Assuming that all 5 pirates are extremely intelligent, rational, greedy, and do not wish to die, (and are rather good at math for pirates) what will happen?

Please note that in this #2 version of the pirate game, the proposed allocation has to be approved by a majority (more than 50%) vote.


Answer: The eldest pirate will propose a 97, 0, 1, 0, 2 split.

Working backwards, splits in terms of younger to older:

2 Pirates: Pirate two splits at 100, 0. Otherwise, and perhaps even then, pirate 1 (the youngest) votes against him and over he goes!

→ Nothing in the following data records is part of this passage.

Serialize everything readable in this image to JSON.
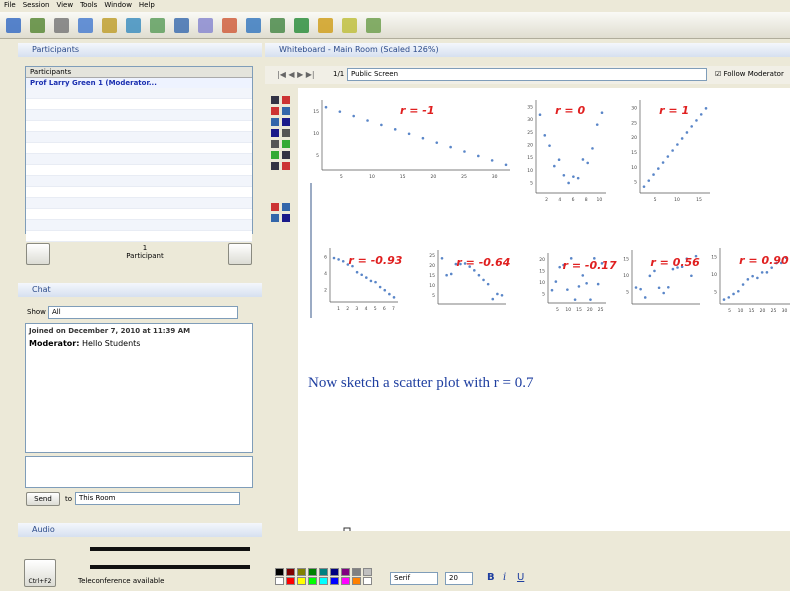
{
  "menu": [
    "File",
    "Session",
    "View",
    "Tools",
    "Window",
    "Help"
  ],
  "participants": {
    "title": "Participants",
    "column": "Participants",
    "rows": [
      "Prof Larry Green 1 (Moderator..."
    ],
    "count": "1",
    "count_label": "Participant"
  },
  "chat": {
    "title": "Chat",
    "show_label": "Show",
    "show_value": "All",
    "joined": "Joined on December 7, 2010 at 11:39 AM",
    "sender": "Moderator:",
    "message": "Hello Students",
    "send": "Send",
    "to_label": "to",
    "to_value": "This Room"
  },
  "audio": {
    "title": "Audio",
    "hotkey": "Ctrl+F2",
    "status": "Teleconference available"
  },
  "whiteboard": {
    "title": "Whiteboard - Main Room (Scaled 126%)",
    "page": "1/1",
    "screen": "Public Screen",
    "follow": "Follow Moderator",
    "plots": [
      {
        "label": "r = -1",
        "xticks": [
          "5",
          "10",
          "15",
          "20",
          "25",
          "30"
        ],
        "yticks": [
          "5",
          "10",
          "15"
        ]
      },
      {
        "label": "r = 0",
        "xticks": [
          "2",
          "4",
          "6",
          "8",
          "10"
        ],
        "yticks": [
          "5",
          "10",
          "15",
          "20",
          "25",
          "30",
          "35"
        ]
      },
      {
        "label": "r = 1",
        "xticks": [
          "5",
          "10",
          "15"
        ],
        "yticks": [
          "5",
          "10",
          "15",
          "20",
          "25",
          "30"
        ]
      },
      {
        "label": "r = -0.93",
        "xticks": [
          "1",
          "2",
          "3",
          "4",
          "5",
          "6",
          "7"
        ],
        "yticks": [
          "2",
          "4",
          "6"
        ]
      },
      {
        "label": "r = -0.64",
        "xticks": [],
        "yticks": [
          "5",
          "10",
          "15",
          "20",
          "25"
        ]
      },
      {
        "label": "r = -0.17",
        "xticks": [
          "5",
          "10",
          "15",
          "20",
          "25"
        ],
        "yticks": [
          "5",
          "10",
          "15",
          "20"
        ]
      },
      {
        "label": "r = 0.56",
        "xticks": [],
        "yticks": [
          "5",
          "10",
          "15"
        ]
      },
      {
        "label": "r = 0.90",
        "xticks": [
          "5",
          "10",
          "15",
          "20",
          "25",
          "30"
        ],
        "yticks": [
          "5",
          "10",
          "15"
        ]
      }
    ],
    "prompt": "Now sketch a scatter plot with r = 0.7"
  },
  "format": {
    "font": "Serif",
    "size": "20",
    "bold": "B",
    "italic": "i",
    "underline": "U"
  }
}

3 Pirates: Pirate three splits at 0, 1, 99. Pirate 1 (the youngest) is going to vote against him no matter what (see above), but this way, pirate 2 will vote for him, to get at least one gold out of it.

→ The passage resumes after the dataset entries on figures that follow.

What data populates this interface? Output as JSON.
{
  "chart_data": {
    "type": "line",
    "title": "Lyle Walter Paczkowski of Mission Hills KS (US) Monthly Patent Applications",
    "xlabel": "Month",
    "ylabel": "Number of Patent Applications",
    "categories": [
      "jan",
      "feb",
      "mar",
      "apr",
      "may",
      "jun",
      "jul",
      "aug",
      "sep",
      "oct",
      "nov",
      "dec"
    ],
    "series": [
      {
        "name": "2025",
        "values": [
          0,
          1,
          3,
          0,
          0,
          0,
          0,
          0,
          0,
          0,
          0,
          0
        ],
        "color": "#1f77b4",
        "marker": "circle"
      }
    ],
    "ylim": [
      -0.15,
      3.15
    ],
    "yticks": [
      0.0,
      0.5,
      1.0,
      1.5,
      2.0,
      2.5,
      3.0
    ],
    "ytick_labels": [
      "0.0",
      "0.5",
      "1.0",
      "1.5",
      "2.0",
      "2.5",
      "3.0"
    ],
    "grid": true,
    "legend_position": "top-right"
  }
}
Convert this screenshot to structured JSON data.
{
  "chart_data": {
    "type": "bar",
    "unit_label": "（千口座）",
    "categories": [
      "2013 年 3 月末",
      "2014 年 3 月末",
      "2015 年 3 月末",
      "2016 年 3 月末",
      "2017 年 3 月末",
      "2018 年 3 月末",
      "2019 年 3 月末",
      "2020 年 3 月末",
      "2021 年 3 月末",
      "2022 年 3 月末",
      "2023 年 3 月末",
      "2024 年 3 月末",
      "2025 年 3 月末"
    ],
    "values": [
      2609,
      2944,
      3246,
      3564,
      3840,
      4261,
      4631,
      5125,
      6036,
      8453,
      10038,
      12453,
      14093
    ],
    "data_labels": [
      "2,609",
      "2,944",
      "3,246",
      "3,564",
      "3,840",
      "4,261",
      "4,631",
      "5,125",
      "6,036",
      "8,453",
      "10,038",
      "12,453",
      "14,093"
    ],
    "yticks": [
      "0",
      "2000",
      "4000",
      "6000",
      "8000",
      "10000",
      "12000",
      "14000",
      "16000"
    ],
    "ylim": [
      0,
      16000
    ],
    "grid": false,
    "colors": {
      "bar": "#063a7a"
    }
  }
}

4 Pirates: Pirate four splits of 1, 2, 0, 97. This way, pirate 1 will vote for him, and so will pirate 2 - they're getting more than they would under 3 pirates.

5 Pirates: Pirate five splits of 2, 0, 1, 0, 97. This way, pirate 1 will vote for him, and so will pirate 3 - they're both getting better than they would under 4.


Pirate game #3
Source: Pirate game

Pirate game #3 - Ten pirates or more.

Ten pirates have got their hands on a hoard of 100 goldpieces, and wish to divide the loot between them.
They are democratic pirates, in their own way, and it is their custom to make such divisions in the following manner.
The fiercest pirate makes a proposal about the division, and everybody votes --- one vote each including the proposer.
If 50% or more are in favour, the proposal passes and is implemented forthwith.
Otherwise the proposer is thrown overboard and the procedure is repeated with the next fiercest pirate.

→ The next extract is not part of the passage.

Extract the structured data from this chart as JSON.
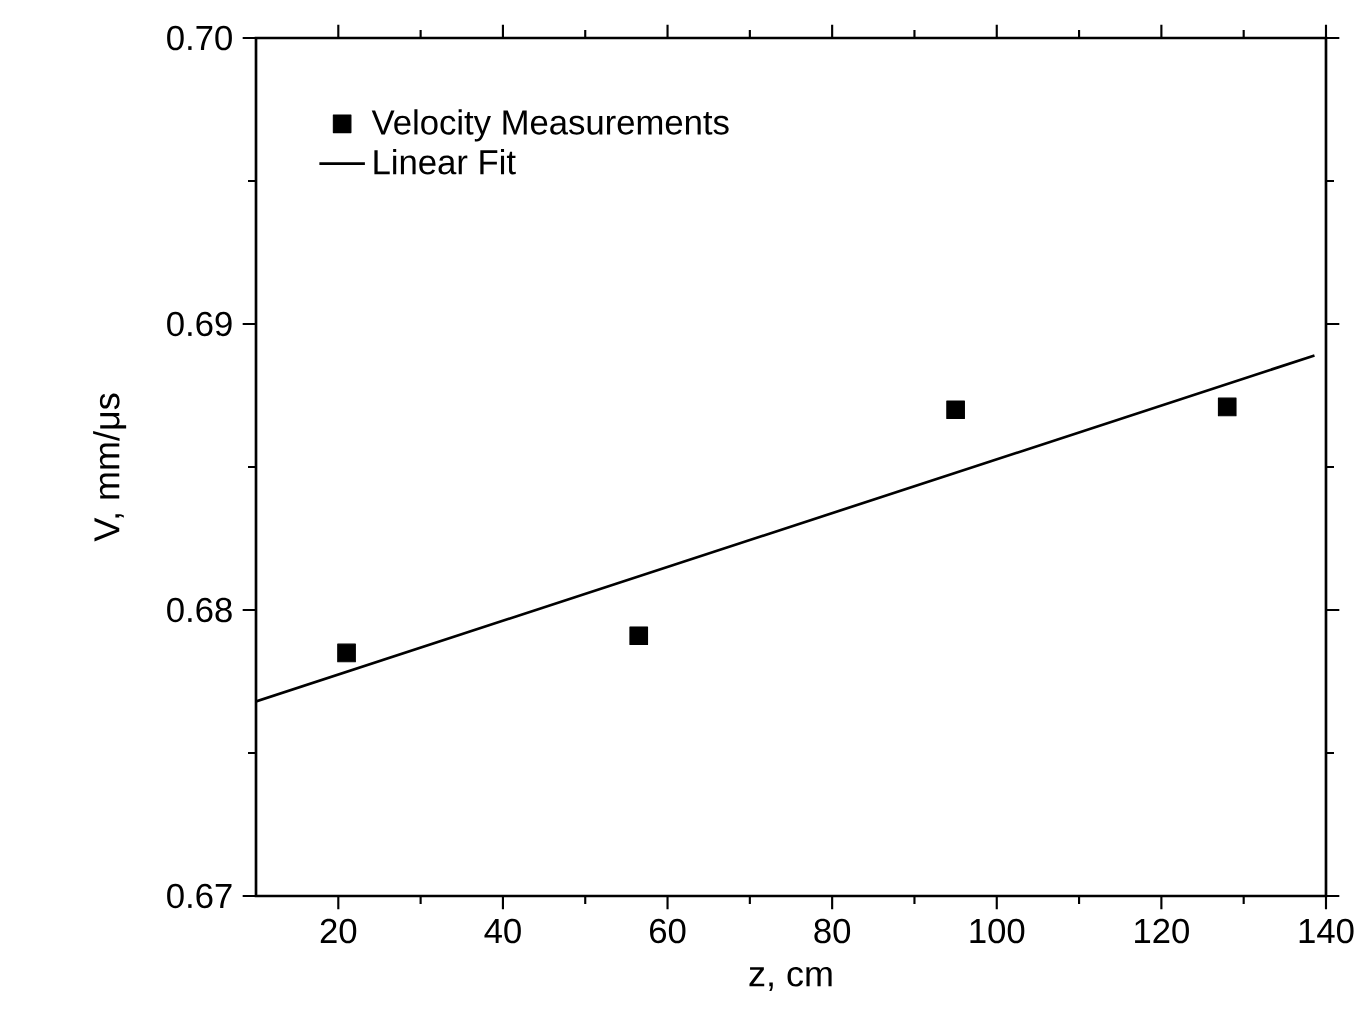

All the pirates enjoy throwing people overboard, but given the choice they prefer hard cash. They dislike being thrown overboard themselves.
All pirates are rational, know that the other pirates are rational, know that they know that... and so on.-----
Moreover, no two pirates are equally fierce, so there is a precise 'pecking order' --- and it is known to them all.
Finally: gold pieces are indivisible and arrangements to share pieces are not permitted (since no pirate trusts his fellows to stick to such an arrangement). It's every man for himself.


Pirate game #4
Source: Flickr.com/kevindooley

Pirate game #4 - Six Pirates Fight for 1 Gold Coin.

Six pirates discover a chest containing 1 gold coin. They decide to sit down and devise a distribution strategy.

The pirates are ranked based on their experience (Pirate 1 to Pirate 6, where Pirate 6 is the most experienced).

The most experienced pirate gets to propose a plan and then all the pirates vote on it.

If at least half of the pirates agree on the plan, the gold is split according to the proposal.

If not, the most experienced pirate is thrown off the ship and this process continues with the remaining pirates until a proposal is accepted.

The first priority of the pirates is to stay alive and second to maximize the gold they get.

Pirate 6 devises a plan which he knows will keep him alive. What is his plan?


Answer: If there is only one pirate, he takes the coin.

If there are 2 pirates, pirate 2 takes the coin leaving pirate 1 with nothing.

If there are 3 pirates, pirate 3 needs one more vote. There is no way we can convince pirate 2 since he benefits if pirate 3 dies.
Pirate 3 gives the gold coin to pirate 1 to get his vote so he survives.

If there are 4 pirates, pirate 4 needs one more vote. He can’t give it to pirate 1 since pirate 1 will get the gold coin even if pirate 4 dies.
He can give it either to pirate 2 or 3 which will get him another vote to ensure his survival.

If there are 5 pirates, pirate 5 needs two more votes. There is no way he can get two more votes since there is only one gold coin to bribe with.
Pirate 5 dies regardless of his proposal.

If there are 6 pirates, pirate 6 needs two more votes.
He will surely get pirate 5’s vote since pirate 5 will die if pirate 6 dies.
If pirate 6 and pirate 5 die, pirate 4 will survive but will not get the gold coin. Pirate 6 can bribe pirate 4 with the gold coin and get his vote. That makes a total of 3 votes allowing pirate 6 to survive.
He can also give the gold coin to pirate 1, 2 or 3 although giving it to pirate 2 or 3 is a little confusing since
either of them could get the gold coin in the case of 4 pirates.